Mountain in Himachal Pradesh, India

Deo Tibba is a mountain located in Kullu district, Himachal Pradesh, India at a height of 6001 metres. It is situated in the Pir Panjal Range of mountains. It lies to the southwest of Manali above Jagatsukh village. The first reconnaissance of Deo Tibba was made by General Bruce's guide, Furrer, who reported that one of its ridges looked climbable from the Hampta nala. The first acsent was made via the NW Ridge from the Duhangan col between Deo Tibba and Indrasan, in 1952 by Dr. J. de V. Graaff with his wife Clare (the daughter of Sir George Paget Thomson) and Pasang Dawa Lama.

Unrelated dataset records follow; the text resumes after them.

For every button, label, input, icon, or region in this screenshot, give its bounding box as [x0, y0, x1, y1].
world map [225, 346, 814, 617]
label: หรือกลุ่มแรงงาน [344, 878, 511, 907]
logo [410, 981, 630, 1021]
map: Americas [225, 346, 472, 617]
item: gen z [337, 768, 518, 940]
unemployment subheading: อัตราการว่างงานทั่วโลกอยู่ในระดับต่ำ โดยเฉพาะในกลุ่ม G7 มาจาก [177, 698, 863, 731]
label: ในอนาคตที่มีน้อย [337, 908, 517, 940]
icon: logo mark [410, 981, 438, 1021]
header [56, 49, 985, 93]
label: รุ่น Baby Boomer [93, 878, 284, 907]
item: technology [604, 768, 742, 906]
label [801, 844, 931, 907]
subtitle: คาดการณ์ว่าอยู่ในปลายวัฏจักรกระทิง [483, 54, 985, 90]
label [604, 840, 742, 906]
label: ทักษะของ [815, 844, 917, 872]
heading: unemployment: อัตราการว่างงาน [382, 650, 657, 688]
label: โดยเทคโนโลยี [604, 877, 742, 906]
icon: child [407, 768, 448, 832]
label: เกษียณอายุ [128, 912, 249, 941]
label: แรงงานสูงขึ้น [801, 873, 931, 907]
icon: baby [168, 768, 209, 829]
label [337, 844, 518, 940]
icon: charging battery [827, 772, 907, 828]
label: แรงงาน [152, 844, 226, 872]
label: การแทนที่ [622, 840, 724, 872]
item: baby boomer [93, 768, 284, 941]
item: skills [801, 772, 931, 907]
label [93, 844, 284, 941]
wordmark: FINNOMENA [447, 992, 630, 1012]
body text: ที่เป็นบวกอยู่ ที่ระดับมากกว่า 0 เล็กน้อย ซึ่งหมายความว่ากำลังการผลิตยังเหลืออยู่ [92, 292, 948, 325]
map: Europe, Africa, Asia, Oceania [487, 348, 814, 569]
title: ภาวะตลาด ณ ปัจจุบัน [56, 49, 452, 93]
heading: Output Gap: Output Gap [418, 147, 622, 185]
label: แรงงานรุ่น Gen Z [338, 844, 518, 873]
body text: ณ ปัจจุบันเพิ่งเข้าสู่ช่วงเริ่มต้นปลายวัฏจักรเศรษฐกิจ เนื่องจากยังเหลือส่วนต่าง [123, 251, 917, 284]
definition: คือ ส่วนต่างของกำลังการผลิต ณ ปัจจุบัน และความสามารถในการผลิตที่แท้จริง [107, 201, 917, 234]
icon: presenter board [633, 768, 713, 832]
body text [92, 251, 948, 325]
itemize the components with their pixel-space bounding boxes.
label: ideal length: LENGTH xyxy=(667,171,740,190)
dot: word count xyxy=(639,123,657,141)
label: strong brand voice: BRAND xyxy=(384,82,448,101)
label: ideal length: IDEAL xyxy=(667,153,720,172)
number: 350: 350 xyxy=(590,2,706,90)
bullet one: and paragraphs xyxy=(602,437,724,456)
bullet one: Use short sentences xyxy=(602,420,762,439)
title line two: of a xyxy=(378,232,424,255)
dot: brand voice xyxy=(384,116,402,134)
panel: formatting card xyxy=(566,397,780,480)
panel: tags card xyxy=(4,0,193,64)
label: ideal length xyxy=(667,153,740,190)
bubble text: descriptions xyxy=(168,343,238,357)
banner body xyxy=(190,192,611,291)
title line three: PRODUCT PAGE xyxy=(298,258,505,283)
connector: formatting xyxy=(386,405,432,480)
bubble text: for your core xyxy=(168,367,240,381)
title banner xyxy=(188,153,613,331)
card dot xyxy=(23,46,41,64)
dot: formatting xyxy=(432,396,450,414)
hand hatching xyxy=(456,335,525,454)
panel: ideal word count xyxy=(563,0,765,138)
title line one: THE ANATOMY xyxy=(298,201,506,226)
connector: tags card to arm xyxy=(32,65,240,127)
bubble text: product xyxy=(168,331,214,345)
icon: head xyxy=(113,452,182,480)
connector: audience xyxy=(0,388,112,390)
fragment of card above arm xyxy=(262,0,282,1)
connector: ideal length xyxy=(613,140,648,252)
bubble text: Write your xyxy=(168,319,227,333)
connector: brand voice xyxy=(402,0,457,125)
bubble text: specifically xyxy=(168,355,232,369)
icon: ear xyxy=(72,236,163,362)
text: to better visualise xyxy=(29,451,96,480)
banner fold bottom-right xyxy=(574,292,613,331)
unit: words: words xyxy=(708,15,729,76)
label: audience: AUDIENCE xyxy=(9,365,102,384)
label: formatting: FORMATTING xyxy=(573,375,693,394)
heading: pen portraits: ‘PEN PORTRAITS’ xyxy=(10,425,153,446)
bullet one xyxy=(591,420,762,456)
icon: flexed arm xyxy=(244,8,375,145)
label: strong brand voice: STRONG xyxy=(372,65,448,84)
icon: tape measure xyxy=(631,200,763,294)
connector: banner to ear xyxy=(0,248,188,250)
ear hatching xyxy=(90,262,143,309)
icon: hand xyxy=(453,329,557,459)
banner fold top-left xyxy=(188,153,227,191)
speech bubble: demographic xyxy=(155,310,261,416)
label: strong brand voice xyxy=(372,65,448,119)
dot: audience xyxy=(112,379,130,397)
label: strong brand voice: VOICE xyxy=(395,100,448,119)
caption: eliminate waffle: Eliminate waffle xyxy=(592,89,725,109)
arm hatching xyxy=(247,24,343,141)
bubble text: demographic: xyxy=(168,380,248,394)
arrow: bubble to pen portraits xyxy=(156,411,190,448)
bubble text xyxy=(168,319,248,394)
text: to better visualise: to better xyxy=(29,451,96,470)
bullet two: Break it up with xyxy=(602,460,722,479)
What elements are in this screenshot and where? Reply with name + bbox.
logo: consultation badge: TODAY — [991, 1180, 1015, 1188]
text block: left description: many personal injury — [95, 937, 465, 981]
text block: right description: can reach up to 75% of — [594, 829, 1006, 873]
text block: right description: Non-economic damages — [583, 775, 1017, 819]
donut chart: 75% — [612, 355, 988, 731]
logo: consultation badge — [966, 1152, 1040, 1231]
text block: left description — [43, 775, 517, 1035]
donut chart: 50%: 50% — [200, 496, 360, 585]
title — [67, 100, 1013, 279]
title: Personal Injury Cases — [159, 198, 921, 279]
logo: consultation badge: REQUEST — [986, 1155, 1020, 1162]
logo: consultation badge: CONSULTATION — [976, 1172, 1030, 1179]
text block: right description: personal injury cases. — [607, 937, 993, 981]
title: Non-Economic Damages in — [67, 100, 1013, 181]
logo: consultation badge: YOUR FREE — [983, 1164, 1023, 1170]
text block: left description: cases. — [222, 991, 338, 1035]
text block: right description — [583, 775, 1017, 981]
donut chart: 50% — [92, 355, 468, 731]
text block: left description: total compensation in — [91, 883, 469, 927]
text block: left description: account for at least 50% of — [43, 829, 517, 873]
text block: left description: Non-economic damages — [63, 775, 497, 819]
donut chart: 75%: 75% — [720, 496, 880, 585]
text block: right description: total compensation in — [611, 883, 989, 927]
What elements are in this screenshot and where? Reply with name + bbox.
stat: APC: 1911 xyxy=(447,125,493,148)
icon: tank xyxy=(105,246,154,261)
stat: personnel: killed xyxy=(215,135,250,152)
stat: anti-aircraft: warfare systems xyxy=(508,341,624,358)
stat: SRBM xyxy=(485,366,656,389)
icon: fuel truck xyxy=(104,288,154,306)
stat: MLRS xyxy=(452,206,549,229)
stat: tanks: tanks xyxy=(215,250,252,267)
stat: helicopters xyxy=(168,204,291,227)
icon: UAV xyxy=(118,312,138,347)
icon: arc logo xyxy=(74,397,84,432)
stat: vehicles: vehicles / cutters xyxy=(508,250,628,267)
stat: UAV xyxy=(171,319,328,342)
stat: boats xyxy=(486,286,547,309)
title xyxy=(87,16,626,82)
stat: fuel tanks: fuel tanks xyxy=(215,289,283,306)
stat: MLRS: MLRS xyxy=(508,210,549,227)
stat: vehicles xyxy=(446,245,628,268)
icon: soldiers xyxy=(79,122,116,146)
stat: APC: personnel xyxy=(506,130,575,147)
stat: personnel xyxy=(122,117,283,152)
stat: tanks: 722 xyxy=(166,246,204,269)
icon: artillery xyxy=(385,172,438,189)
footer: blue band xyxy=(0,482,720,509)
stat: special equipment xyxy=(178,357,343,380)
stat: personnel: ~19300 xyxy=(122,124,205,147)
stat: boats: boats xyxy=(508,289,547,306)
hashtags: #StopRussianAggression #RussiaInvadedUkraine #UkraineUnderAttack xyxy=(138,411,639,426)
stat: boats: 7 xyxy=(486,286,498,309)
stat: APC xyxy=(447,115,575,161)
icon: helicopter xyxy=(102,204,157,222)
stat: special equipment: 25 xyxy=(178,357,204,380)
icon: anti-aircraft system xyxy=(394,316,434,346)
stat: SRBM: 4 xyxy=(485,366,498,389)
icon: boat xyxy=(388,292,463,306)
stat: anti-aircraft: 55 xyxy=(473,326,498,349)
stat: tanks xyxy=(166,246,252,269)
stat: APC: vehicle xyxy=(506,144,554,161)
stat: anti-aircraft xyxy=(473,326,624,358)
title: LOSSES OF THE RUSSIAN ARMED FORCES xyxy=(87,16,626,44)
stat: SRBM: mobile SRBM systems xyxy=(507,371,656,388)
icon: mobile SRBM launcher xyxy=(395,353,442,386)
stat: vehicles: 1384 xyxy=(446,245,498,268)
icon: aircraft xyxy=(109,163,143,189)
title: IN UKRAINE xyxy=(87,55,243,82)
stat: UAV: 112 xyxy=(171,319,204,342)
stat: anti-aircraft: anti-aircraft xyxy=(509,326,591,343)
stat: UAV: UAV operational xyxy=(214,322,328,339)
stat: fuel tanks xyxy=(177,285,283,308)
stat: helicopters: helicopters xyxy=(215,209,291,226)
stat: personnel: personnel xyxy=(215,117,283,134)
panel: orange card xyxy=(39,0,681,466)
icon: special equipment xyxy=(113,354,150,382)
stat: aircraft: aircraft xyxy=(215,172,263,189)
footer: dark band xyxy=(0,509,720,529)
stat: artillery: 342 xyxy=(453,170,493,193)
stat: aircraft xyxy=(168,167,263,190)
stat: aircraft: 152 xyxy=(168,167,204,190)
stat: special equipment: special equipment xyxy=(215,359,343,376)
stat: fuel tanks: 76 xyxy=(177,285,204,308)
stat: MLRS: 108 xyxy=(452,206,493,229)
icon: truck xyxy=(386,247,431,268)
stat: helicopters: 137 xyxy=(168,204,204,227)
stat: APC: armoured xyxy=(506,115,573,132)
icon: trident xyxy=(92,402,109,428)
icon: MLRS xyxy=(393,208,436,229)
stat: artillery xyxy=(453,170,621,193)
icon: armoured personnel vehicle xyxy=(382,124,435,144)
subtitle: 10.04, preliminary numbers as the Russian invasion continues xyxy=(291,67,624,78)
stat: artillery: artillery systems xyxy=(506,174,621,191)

The route to the summit of this peak has a challenging terrain- a climber has to cross over steep ice passes, glaciers with crevasses, rock fall area and moraine. The peak is exceptional in a way that the summit is not a pointed ridge but a snow dome just like an ice cap, with a flat summit plateau. It requires a load ferry, crossing technical terrain difficulties, using fixed ropes, crampons, ice axe etc. It is sometimes misunderstood as a beginner's peak for aspiring mountaineers as it relatively low when compared to Stok Kangri, but is less often climbed. Local and international teams attempt this peak often alongside Mt. Indrasan (6221 m), the two being connected via the high Duhangan Col. by

According to local folklore, derived from Hindu mythology, the dome-shaped peak of Deo Tibba is the seat or assembly place of the gods, much as Mount Olympus was to the Ancient Greeks, with the association being enshrined in its name, being composed of the elements Deo meaning ‘Gods’ and Tibba meaning ‘hill'.